Nectar entitles holders to claim rewards from fees generated on Ethfinex, maintain a stake in the long-term success and participate in future exchange governance. The ownership will become more decentralised as trading grows, resulting in a hybrid exchange platform owned and run by the community.
Nectar tokens will be distributed to Ethfinex traders on a 30 day basis in proportion to the trading volume conducted throughout each period. Nectar can be earned on all traders executed as a market maker regardless of currency and volume.
Getting Set Up
- Access Ethfinex.
- Navigate to account settings and find Loyalty Program.
- Click Register and follow the instructions to start earning Nectar.
Upon successful registration you will be able to see an overview of your earned Nectar rewards. As of this moment, any of your matched limit orders on Ethfinex (where you take on the role of market maker) will earn you Nectar tokens in proportion to your trading volume.
Your Nectar rewards can be found under Your Rewards. Please keep in mind that the numbers given are estimates and fluctuate in response to the value of Ethereum and trading volume on Ethfinex.
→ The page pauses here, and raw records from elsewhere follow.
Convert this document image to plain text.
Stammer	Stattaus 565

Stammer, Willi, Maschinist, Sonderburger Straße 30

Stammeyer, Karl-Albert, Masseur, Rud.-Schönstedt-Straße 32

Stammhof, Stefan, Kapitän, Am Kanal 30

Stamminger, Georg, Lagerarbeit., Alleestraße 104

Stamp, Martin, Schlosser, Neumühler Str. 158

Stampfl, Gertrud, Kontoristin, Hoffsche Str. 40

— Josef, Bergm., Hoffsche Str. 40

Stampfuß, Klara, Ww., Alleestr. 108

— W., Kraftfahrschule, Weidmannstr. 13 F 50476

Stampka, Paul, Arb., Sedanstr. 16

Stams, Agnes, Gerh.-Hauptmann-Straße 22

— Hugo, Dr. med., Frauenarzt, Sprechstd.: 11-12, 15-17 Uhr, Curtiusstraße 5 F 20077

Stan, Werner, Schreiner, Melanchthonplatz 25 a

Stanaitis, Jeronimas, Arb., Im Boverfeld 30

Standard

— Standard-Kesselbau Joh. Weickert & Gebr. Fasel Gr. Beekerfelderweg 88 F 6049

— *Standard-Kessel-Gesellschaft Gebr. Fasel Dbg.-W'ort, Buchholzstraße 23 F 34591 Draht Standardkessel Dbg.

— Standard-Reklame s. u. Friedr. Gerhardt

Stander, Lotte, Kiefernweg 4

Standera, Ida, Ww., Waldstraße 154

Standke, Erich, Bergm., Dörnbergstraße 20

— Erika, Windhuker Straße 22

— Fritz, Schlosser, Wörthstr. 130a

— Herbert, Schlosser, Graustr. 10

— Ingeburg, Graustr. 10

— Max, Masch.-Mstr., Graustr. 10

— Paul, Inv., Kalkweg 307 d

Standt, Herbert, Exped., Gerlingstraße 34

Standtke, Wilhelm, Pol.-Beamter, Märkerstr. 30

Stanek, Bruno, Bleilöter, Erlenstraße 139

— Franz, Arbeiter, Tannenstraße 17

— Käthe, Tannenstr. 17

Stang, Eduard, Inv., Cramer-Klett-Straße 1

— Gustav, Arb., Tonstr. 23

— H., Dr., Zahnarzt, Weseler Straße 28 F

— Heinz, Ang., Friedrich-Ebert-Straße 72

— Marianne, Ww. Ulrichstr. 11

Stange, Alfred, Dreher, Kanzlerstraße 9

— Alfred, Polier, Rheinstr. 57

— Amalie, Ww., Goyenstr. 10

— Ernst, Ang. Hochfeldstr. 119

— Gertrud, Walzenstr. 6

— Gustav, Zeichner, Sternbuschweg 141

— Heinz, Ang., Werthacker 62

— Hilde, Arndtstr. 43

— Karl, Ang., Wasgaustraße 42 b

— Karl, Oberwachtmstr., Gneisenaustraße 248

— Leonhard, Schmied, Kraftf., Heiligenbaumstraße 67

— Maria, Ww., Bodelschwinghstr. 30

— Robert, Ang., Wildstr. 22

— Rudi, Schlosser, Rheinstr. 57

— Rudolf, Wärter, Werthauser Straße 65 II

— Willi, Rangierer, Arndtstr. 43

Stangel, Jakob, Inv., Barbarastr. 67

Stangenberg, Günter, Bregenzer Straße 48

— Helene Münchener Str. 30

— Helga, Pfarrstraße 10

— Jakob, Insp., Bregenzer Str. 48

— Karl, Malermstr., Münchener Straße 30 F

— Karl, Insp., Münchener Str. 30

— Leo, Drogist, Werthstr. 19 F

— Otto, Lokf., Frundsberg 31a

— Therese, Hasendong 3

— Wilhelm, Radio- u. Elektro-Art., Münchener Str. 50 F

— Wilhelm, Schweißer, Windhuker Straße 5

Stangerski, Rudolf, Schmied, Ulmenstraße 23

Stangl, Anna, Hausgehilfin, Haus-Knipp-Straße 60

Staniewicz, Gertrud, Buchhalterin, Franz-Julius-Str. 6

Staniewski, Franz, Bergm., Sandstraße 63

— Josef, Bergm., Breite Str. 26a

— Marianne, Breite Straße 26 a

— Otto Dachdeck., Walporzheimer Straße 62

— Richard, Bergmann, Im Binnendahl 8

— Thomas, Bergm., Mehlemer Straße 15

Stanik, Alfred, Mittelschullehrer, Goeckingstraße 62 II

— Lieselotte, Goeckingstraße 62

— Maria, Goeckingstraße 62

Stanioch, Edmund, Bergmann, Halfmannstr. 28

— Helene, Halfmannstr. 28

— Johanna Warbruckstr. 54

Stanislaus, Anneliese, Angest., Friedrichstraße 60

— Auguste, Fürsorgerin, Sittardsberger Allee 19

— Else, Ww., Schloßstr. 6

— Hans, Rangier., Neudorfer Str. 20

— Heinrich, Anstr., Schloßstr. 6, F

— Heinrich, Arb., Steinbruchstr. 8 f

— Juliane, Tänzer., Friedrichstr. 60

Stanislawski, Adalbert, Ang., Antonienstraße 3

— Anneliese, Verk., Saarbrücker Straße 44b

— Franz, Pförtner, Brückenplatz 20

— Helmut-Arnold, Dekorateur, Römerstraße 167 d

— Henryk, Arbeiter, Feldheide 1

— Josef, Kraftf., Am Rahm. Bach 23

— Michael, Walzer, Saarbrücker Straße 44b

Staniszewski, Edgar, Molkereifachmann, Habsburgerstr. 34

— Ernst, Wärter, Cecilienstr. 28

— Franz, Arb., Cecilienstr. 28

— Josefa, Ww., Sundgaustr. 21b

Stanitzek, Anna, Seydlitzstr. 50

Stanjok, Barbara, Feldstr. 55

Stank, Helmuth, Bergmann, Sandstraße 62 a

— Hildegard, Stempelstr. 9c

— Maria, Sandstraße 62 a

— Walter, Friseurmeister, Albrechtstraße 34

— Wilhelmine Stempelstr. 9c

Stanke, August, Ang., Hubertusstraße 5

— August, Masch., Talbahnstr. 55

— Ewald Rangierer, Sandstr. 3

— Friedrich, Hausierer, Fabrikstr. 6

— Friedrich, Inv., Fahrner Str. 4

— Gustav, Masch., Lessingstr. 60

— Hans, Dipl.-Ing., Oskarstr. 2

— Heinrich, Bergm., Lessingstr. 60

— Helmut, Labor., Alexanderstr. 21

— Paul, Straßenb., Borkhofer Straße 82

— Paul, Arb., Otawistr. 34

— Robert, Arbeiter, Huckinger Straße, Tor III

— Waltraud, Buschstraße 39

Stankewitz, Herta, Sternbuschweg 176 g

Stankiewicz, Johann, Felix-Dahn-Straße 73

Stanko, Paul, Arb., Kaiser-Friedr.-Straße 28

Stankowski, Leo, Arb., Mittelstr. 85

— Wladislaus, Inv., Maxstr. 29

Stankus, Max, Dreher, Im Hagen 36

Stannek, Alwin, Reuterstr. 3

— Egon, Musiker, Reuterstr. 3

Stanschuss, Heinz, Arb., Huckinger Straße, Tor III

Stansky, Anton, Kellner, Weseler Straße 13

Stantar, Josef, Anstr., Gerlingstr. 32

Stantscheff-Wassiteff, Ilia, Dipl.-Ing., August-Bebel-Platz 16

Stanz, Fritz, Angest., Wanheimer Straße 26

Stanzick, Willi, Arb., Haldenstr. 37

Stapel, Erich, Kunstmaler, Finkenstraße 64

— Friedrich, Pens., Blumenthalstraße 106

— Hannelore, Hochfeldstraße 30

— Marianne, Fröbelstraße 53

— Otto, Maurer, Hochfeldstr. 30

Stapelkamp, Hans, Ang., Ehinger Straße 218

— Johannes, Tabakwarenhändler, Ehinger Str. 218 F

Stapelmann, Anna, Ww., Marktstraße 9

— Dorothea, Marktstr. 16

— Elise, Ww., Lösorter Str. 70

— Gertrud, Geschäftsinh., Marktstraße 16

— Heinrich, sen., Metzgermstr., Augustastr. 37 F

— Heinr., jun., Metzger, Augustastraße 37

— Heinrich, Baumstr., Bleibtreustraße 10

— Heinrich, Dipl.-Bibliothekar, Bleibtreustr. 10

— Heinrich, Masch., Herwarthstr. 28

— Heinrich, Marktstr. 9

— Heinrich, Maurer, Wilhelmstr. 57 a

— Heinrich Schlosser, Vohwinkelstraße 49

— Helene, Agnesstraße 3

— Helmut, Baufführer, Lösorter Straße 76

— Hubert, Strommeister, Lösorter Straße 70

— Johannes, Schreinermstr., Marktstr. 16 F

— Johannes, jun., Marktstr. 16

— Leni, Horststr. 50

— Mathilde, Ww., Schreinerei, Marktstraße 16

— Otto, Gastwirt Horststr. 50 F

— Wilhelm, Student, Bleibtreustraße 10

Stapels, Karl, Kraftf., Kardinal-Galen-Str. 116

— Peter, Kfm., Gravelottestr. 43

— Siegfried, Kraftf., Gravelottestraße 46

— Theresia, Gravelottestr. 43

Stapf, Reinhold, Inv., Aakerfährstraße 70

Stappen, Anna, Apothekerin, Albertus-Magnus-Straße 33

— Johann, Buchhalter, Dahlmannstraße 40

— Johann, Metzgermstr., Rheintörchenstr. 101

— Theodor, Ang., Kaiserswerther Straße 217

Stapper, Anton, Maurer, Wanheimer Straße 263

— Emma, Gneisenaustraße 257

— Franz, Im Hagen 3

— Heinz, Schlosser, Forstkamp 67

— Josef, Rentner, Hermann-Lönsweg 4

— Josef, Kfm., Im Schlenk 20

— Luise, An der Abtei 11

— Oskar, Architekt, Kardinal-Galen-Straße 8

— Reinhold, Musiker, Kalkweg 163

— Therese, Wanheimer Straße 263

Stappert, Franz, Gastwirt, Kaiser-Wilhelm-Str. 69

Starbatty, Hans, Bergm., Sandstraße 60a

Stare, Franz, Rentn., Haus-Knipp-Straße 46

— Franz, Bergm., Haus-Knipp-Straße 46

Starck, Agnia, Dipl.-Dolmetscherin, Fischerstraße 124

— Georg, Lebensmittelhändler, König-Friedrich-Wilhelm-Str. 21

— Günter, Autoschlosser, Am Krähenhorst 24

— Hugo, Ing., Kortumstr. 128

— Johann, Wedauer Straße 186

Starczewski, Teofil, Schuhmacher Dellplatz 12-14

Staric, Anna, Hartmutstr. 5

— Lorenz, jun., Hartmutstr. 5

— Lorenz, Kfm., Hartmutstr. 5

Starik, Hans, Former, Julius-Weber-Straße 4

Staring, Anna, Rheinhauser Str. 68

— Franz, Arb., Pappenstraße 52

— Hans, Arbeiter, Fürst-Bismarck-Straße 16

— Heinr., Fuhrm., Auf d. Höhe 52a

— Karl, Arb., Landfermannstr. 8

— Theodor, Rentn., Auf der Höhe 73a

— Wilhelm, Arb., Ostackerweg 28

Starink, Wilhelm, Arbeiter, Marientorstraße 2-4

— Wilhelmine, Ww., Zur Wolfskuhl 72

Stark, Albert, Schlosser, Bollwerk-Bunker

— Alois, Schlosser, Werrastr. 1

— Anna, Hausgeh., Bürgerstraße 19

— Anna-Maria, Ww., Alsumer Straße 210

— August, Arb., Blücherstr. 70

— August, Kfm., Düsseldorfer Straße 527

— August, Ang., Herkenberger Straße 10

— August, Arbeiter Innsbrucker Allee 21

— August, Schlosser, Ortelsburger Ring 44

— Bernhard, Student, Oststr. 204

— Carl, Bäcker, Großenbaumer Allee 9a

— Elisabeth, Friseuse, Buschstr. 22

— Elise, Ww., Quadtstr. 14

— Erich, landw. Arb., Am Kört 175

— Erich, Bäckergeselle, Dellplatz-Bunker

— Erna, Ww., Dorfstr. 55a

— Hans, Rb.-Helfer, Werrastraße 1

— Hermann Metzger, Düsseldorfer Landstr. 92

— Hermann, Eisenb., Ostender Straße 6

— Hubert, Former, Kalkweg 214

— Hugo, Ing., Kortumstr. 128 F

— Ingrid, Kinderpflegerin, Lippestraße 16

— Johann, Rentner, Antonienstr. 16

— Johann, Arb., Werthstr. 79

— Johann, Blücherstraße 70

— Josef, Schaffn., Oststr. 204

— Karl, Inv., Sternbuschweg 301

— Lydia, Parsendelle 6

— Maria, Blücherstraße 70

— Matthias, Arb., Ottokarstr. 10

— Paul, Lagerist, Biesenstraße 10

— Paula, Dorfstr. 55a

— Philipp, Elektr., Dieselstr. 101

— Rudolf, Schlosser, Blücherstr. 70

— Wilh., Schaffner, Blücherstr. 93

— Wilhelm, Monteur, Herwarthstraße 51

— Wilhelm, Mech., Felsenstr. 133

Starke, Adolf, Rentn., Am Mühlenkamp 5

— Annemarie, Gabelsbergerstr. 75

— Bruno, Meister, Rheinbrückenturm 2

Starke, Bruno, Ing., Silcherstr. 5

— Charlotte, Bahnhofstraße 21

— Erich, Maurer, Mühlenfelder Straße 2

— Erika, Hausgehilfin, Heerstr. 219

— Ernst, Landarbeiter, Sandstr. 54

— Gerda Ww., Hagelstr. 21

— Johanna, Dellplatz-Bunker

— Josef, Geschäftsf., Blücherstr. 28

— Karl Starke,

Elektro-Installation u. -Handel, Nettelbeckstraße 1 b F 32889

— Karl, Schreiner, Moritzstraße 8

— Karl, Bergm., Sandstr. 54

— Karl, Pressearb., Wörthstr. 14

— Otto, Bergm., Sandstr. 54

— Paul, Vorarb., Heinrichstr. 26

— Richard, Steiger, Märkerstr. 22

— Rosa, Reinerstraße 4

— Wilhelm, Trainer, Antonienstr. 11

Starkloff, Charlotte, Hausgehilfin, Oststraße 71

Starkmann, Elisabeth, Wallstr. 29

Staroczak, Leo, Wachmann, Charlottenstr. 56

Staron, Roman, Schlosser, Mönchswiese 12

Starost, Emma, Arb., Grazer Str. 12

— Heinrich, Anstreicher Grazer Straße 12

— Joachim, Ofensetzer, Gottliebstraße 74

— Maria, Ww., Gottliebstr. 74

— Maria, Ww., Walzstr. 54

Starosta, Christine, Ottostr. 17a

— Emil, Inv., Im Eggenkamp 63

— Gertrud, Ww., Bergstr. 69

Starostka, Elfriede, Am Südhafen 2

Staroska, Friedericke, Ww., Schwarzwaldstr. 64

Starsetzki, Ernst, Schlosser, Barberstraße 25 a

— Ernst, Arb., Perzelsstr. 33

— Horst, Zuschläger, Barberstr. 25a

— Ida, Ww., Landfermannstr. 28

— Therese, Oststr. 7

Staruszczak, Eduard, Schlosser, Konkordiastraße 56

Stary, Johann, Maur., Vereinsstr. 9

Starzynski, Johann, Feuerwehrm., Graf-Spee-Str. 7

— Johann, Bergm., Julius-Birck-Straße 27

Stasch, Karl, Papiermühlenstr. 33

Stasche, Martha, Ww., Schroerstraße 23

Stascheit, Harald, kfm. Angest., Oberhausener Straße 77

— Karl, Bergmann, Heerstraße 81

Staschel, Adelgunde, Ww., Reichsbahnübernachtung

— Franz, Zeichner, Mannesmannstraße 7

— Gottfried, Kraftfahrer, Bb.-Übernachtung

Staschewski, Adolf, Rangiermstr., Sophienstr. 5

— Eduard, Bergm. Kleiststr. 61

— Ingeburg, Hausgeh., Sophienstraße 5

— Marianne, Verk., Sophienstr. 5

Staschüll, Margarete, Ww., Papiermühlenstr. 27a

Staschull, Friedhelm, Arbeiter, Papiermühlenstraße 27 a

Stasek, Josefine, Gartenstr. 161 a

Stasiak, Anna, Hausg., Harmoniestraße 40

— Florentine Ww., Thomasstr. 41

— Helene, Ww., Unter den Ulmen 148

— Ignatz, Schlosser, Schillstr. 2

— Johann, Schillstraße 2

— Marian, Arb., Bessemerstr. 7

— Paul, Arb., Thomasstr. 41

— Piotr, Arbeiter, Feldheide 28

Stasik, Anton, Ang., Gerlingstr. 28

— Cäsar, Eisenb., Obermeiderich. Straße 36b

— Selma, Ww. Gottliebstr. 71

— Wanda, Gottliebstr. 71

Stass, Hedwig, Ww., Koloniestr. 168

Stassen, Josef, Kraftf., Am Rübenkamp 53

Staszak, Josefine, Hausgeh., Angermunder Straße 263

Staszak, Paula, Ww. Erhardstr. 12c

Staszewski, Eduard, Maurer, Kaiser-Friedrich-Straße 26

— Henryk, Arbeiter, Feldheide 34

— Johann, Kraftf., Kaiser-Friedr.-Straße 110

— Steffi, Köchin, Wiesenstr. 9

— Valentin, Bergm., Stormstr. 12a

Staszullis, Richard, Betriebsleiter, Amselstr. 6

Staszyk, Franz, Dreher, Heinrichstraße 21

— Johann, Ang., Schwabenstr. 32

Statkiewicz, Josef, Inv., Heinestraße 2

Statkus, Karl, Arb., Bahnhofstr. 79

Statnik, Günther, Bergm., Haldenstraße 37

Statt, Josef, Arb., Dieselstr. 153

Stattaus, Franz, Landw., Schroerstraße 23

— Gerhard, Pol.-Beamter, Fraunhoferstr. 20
The Nectar token is compatible with the Ethereum ERC20 token standard. This allows for the Nectar token to link with (and reward users of) decentralised liquidity pools external to Ethfinex. As a result of this, you will be able to store your Nectar on whichever wallet you use to manage other ERC20 tokens.
Please keep in mind that your external address must be whitelisted in order to receive NEC. Withdrawals will not be available for the first 30 days following the launch of Nectar.The Nectar Smart Contract address can be found here.
Out of an initial 1 billion tokens, 50% will be locked up in a 3 of 6 multi-signature wallet and held here.
30% of the initial supply is reserved for Ethfinex to be used if needed for operational activities or further incentives, whilst the remaining 20% are reserved to be potentially used to attract and on-board future development partners who will help us to improve and act upon our vision.
The remaining 50% of the initial supply will be distributed to the team and early investors. This circulating supply will grow every 30 days, with new tokens being created based on the maker trading volume which occurred during that period.
The creation rate each month is governed by the Nectar Controller Contract here.
The process of NEC creation and issuance can be considered loosely inspired by Proof of Work blockchains like Ethereum or Bitcoin. In Proof of Work, new Ethereum or Bitcoin is created each block and given to the miner who mined the block. For NEC, traders are considered to be the ‘miners’:
PoW consensus algorithm === Market consensus algorithmHash power === Maker trading volumeBlock reward === New NEC creation every 30 daysElectricity cost (to run nodes) === Exchange trading fees
Difficulty grows as Total Supply grows every 30 days, making it harder to earn new tokens (higher maker trading volume is needed to earn the same number of tokens).
In the long term, the vision of Ethfinex is a transition towards complete decentralisation — an entirely trustless exchange run by its community of users. At the heart of this transition lies the Nectar token.Ethfinex retains an initial supply of Nectar which does not grow. As trading volume increases across Ethfinex, so will its degree of decentralisation.